Remember the days when the only purpose of a school bus was to transport kids from their neighborhoods to school and back again? Well, apparently those days are behind us, and buses are being used for all sorts of crazy things. Most recently: to house a STEAM lab at Summit Elementary School in the state of Mississippi.
zSpace, a California-based technology firm that specializes in virtual reality, equipped the buses with 3-D equipment to allow elementary kids to virtually dissect, interact with and learn about engineering, anatomy, geology and more.
These are the concepts that kids have been taught in school for generations. However, this new method of teaching through interactive VR systems raises new implications for children’s future careers. Will the early exposure of children to science and art through a lens of technology have an effect on what they go on to achieve in the STEAM field?
Donnisha Jackson, a second-grade teacher at Summit Elementary, explained the benefits of virtual STEAM learning. “We can introduce dissection to students younger, and they get a real life vision of it,” Jackson said. “It’s never too early to introduce a child to things, but it has to be age appropriate.”
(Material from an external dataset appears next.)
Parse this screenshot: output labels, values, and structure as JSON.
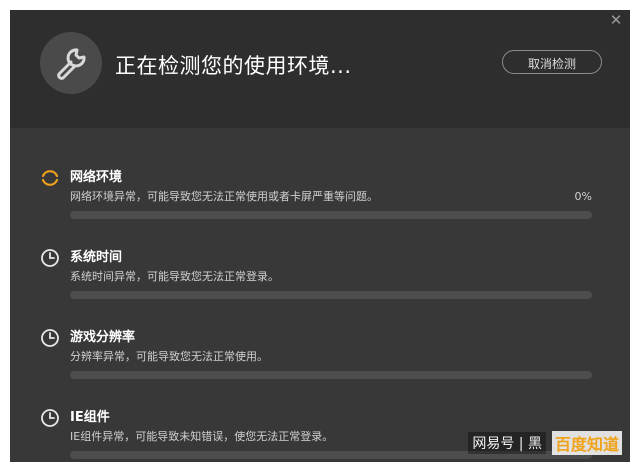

The buses call themselves “STEAM labs” for a reason, though: through the use of a stylus, students can also draw and create their own diagrams, exercising their creativity as well as their ability to learn. According to A.P. Report, students can discover the inner workings of a volcano, explore outer space, take engines and airplanes apart and much more.
Between the two buses, there are 12 computer zSpace modules, each of which accommodates three children at a time. The children wear special 3-D glasses to experience a number of scientific concepts in full dimension. Kids have had the opportunity to visualize the human heart and learn about arteries and blood flow.
“Most of the kids have never seen a heart in its real form,” Jackson said. For many of Summit Elementary’s students, these school buses are the place where they discover that the human heart doesn’t look like the candy hearts they eat on Valentine’s Day.
To many members of older generations, virtual reality is still an enigma. But to kids, it already seems like second nature.
As we have personally discovered when kids use our Build Lab app, the technology comes like second nature to these digital natives. “They could probably teach me, after they started exploring it,” Jackson joked.
We’ve witnessed children as young as months old already navigating their way through an iPad, spinning their playscapes on the Build Lab and tapping on icons. The ability to view real-life objects, such as a child’s playscape or a deconstructed engine through 3D technology allows for a whole new way of thinking and building.
The future is bright for this generation of kids, who have exposure to revolutionary technology and education at an earlier age than any generation before them. To Summit Elementary and all the kids out there exploring their scientific sides we say: full STEAM ahead!